My District's State Senate Outcome Bodes Ill for Democrats

I live in a State Senate district in California where registered Democrats outnumber registered Republicans 41% to 34%. The area is a large part of the district represented in Washington by Democrat Sam Farr of Carmel, one of the more reliable liberal votes in the House.

This week, former State Assemblyman John Laird, a Democrat, squared off in a special election against a sitting GOP State Assemblyman, Sam Blakeslee. The seat in question had been held by moderate GOP Lt. Gov. Abel Maldonado, a rising Republican star in the state.

President Obama endorsed Laird while GOP gubernatorial candidate Meg Whitman backed Blakeslee.

The Republican won, though he did not receive 50% of the vote.

The warning shot for the Democrats in all this was the incredibly poor voter turnout, a fact that virtually always favors the minority Republican Party, not just here but almost anywhere. If Democrats behave this way in the mid-terms in November, the traditional debacle that ousts the party in power will take place and perhaps be even worse than forecast.
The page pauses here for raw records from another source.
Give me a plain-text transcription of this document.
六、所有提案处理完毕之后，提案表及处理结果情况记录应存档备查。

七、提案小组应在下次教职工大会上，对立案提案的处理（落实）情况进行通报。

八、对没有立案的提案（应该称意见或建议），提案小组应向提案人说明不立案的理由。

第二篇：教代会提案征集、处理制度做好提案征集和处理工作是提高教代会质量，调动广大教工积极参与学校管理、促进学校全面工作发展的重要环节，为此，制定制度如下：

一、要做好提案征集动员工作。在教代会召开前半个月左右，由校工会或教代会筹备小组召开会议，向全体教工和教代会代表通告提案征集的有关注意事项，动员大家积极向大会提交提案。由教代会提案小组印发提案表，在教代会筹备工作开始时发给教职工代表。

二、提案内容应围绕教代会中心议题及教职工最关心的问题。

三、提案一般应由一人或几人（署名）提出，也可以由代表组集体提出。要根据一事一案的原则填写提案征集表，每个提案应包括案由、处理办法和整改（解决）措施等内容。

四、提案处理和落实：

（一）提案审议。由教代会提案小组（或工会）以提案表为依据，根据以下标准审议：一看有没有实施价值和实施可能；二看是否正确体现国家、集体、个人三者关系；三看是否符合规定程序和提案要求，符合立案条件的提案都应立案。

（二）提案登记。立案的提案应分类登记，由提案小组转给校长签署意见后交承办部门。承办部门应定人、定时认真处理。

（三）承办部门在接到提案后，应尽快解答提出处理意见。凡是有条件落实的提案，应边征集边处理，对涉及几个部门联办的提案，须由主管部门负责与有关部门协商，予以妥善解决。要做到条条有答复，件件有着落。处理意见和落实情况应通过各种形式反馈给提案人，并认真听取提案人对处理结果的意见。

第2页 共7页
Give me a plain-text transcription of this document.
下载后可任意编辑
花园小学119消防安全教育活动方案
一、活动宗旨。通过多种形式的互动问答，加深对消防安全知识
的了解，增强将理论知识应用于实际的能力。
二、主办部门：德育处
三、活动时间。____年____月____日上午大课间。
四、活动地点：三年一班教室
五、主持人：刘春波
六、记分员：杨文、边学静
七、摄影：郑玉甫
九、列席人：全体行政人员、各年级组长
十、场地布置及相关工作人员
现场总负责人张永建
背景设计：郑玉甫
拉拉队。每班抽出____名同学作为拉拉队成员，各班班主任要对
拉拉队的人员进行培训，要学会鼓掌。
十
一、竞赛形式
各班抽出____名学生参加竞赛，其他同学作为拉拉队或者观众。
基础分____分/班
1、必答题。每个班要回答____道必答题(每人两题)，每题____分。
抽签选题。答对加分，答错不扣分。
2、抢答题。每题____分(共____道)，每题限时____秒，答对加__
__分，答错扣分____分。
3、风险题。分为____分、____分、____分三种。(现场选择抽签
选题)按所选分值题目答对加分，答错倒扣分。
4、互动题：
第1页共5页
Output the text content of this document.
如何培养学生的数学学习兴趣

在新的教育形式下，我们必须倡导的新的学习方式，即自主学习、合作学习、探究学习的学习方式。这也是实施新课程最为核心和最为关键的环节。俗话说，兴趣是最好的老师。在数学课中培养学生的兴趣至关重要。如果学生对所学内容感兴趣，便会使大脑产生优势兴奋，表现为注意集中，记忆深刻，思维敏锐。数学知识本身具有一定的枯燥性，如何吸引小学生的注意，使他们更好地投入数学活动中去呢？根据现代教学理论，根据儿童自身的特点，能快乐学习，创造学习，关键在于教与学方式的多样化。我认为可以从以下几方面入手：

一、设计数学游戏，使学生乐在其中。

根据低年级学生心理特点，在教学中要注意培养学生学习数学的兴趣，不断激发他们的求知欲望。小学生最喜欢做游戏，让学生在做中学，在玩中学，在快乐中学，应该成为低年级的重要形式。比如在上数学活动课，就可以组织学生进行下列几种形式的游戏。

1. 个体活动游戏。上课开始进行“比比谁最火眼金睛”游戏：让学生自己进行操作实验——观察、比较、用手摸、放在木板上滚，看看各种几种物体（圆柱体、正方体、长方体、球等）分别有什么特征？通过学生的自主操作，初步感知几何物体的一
This despite the fact that it is really difficult to deny that the current state of the economy -- the central issue in this and any other campaign where it's not going well -- is squarely and almost purely the fault of conservatives of both parties who drove the economy into a deep canyon and then ambushed the first responder liberals whose plans for rescuing it would almost certainly have had far better results if not for the opposition's Strategy of No

We must get out the vote in November. We can't afford to allow the recalcitrant and purely politically motivated conservatives gain even more influence over the government or we will experience economic stagflation that may well cripple this country once and for all. For which the perpetrators will, as usual, blame liberals and all those people who aren't like them.